兄弟殿下・2
エドモンドが軽く顎をひいた。
「実行したのはオーツだ。かの国と香辛料の取引きがあるのはオーツの店だ。売り上げが伸びて、オーツにも悪い話ではない」
「まさか、感冒を他人のせいにするとはね」
「ありそうなことだ」
吐く息で笑うタイアンに、エドモンドは気持ちののらない表情で返した。
感冒の流行には周期がある。この二年流行っていなかったから、今年流行るのは驚く事でもない。ただ、それを他国人――タイアンの婚約者と結びつけた者がいる。
「行き過ぎた愛国心を持つ者か、お前を嫌う者だろう」
「辛辣だね、エドモンド」
タイアンが、苦笑する。
「愛国心は良く言い過ぎじゃないかな。兄の妃は公国人だ。僕が他国から妻を迎えるのはバランスがいいのに、それが分からないのだから。それはそうと、珍しいね。僕達は頂きに立つ。こういった策は取らないものだけど」
セレスト家は特異な能力を持つ上、一族の結束も固い。よって世論操作や小細工を弄しない。
「流れた噂のもとを辿り潰すのは容易いが、それまでにお前の婚約者の耳に入るかもしれない。歓迎されていないと気に病めば、機嫌取りが面倒だ」
言いながらわずかばかり口角を下げる。
「確かにそうだとしても、変わったね、エドモンド。いや悪い方にではなく、誉めている」
逆にタイアンは口角を上げた。
「もう三十だ。
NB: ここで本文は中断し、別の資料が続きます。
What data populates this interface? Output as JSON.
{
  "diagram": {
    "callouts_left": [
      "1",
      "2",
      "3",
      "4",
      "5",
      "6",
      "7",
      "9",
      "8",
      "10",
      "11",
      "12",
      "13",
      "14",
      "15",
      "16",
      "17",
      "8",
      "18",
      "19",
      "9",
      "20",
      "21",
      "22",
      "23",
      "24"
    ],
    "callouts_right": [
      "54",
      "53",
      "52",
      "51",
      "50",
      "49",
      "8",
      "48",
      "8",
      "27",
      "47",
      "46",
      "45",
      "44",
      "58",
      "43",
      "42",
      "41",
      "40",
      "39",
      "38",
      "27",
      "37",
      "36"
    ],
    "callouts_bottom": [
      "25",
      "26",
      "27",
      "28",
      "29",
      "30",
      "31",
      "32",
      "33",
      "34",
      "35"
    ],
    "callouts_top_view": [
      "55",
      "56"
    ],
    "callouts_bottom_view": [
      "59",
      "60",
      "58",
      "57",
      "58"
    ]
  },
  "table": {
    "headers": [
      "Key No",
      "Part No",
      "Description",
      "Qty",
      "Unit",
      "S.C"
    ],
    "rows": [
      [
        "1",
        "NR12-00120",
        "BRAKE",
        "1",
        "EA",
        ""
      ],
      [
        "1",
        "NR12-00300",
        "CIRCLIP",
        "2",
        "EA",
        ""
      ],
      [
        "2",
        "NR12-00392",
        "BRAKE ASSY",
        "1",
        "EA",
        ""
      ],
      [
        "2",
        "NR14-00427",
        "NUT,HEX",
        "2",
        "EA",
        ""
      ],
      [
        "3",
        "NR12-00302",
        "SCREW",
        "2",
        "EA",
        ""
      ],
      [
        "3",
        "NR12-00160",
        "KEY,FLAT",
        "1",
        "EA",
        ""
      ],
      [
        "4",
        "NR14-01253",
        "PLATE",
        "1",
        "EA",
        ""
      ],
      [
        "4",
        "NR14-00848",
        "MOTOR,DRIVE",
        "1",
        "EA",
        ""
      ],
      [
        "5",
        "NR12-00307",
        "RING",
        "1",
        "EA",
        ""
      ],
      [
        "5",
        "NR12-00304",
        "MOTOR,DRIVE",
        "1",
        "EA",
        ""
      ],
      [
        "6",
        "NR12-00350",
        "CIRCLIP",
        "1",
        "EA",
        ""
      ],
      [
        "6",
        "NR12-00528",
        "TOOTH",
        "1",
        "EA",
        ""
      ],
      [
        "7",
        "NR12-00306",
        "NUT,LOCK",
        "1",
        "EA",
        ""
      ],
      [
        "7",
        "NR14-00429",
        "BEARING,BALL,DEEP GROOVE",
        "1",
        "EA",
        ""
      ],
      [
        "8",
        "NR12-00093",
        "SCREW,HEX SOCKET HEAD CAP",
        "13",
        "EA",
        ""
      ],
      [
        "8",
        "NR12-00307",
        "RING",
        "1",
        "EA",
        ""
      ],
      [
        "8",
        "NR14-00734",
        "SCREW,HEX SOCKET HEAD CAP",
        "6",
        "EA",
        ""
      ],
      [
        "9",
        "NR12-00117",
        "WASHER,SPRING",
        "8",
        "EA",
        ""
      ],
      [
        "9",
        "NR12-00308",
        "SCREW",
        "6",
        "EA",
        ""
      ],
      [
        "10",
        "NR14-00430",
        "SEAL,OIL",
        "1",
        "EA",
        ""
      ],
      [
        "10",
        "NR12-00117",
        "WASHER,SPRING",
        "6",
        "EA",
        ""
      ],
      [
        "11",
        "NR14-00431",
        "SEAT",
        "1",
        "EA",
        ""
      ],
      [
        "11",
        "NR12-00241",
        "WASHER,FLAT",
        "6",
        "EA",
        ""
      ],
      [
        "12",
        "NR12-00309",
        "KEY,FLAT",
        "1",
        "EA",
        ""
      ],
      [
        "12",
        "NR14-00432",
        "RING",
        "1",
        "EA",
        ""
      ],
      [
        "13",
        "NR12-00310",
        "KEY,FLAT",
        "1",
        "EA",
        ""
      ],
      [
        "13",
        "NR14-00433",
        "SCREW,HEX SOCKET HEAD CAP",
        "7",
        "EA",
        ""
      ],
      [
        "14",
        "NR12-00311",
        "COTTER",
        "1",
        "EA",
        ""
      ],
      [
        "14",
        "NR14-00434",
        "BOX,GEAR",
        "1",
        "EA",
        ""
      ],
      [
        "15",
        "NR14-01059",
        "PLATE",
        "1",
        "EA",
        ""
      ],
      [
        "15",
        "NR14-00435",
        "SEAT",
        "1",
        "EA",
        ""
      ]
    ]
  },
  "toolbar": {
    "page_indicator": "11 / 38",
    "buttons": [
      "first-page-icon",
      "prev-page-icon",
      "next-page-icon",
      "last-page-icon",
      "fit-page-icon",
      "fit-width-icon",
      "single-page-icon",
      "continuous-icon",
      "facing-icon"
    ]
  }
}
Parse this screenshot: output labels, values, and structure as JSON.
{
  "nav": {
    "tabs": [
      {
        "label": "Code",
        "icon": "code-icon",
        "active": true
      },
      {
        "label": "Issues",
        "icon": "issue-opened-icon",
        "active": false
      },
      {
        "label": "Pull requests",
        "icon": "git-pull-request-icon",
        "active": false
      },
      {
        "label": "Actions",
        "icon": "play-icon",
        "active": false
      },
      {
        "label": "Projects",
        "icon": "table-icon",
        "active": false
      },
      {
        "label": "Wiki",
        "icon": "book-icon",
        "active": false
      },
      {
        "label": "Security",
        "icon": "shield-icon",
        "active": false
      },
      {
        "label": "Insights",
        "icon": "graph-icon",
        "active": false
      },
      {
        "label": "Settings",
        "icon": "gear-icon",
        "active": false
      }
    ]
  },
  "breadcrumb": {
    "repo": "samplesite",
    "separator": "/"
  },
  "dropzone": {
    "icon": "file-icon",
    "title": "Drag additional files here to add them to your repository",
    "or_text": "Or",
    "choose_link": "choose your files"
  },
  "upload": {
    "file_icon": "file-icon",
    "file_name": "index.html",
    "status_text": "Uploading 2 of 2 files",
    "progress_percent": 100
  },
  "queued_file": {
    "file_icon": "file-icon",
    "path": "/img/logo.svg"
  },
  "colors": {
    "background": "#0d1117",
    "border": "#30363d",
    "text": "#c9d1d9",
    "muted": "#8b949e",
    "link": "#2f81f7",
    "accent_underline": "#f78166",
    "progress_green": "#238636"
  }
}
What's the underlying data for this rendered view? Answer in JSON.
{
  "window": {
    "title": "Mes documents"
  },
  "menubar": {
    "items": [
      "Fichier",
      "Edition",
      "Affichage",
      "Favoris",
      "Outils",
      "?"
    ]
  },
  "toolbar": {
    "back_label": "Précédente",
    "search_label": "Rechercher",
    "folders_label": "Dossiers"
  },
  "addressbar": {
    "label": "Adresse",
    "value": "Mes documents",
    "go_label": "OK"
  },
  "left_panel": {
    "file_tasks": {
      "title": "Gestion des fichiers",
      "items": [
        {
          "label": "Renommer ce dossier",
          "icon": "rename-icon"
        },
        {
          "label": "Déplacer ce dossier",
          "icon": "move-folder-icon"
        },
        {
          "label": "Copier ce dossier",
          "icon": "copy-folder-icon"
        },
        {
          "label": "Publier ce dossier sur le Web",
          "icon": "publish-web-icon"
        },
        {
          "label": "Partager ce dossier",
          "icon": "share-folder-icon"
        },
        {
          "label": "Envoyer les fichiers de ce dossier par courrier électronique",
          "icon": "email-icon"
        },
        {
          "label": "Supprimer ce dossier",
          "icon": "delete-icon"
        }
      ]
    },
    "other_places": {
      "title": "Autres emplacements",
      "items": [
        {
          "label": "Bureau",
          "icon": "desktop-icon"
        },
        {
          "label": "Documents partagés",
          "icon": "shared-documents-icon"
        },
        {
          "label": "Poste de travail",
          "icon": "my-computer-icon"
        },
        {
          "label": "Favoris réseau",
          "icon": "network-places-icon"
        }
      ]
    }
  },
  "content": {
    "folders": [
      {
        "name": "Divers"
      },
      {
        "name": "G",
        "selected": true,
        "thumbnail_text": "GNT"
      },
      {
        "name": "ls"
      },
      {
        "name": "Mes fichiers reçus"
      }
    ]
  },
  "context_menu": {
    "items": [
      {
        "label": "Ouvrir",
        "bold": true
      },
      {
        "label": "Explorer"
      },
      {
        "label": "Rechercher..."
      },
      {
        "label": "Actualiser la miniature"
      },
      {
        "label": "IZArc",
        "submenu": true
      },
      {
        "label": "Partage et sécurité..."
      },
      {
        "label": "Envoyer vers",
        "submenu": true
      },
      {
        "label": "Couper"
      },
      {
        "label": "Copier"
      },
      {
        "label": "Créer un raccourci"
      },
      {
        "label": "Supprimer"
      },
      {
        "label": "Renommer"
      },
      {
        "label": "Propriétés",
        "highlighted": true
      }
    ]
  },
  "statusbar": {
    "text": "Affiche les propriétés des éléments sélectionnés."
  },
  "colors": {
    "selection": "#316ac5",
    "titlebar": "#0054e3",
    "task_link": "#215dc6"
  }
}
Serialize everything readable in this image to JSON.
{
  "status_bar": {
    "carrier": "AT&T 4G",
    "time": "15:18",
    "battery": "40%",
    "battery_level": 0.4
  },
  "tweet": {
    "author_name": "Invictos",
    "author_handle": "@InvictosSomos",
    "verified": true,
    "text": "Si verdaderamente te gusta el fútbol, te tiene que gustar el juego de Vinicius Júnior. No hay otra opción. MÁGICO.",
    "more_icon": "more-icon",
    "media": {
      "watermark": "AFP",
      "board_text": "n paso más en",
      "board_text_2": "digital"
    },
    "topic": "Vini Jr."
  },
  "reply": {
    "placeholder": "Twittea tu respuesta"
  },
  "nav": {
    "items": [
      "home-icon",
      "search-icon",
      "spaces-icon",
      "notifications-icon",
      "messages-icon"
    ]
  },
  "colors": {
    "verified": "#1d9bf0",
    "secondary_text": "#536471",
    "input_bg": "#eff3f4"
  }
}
どのような策も取れるようになっていい」
「僕には無理そうだ」
「だから早耳のファーガソンがお前についているんだろう」
タイアンがちらりとマントルピースの上に置かれた時計に目をやった後、姿勢を正した。正面から向き合う。
「この礼は、いずれまた」
「いや。イグレシアスの滞在時には何かと手間をかけた。礼の礼は不要だ」
面倒そうに口にするエドモンドに、「そういうことなら、婚約祝いとでも思っておくよ」と引き「ひとつ聞きたいことがある」と、タイアンが真顔で続けた。
「姫君は若い。僕なんかはおじさんに見えるんじゃないかと案じているんだ。エドモンドなら、年若い女の子に好かれるコツを知ってるよね。是非教えてもらいたいのだけど」
露骨に嫌な顔をする兄に、弟が心から楽しげに笑う。
「そんな顔をしなくても、僕はエドモンドの味方だよ」
「婚約者がお待ちかねだ」
取り合わず迷惑だと言わんばかりに、目で扉を示す。
「はいはい。でも、本当に感謝する」
「さっさと行け」
冷たく言い放つエドモンドに「広間には一緒に出る手筈だから、扉の前で紹介する」と言い置いて、タイアンは軽い足取りで出て行った。
噂の出どころを聞かなかったのは、興味がないのではなく、既に突き止めているから。その方面に関してファーガソンは有能だ。
下手に手を出しては騒ぎが大きくなると考え、静観していたのだろう。
エドモンドは、「タイアン殿下の種を宿した」と言う令嬢が出てきたと、先月の狩猟パーティでエレノアから耳打ちされた。
実際はタイアンの妻になりたい令嬢の嘘。確かめてそんな事実はないと突きつけ、噂になる前に潰した。
本人は知らぬことだが、事後ロバートよりファーガソンに伝えた。これくらいしておけば、貸し借りなしだ。
「そろそろか」
エドモンドは懐中時計を確かめ、扉を開けた。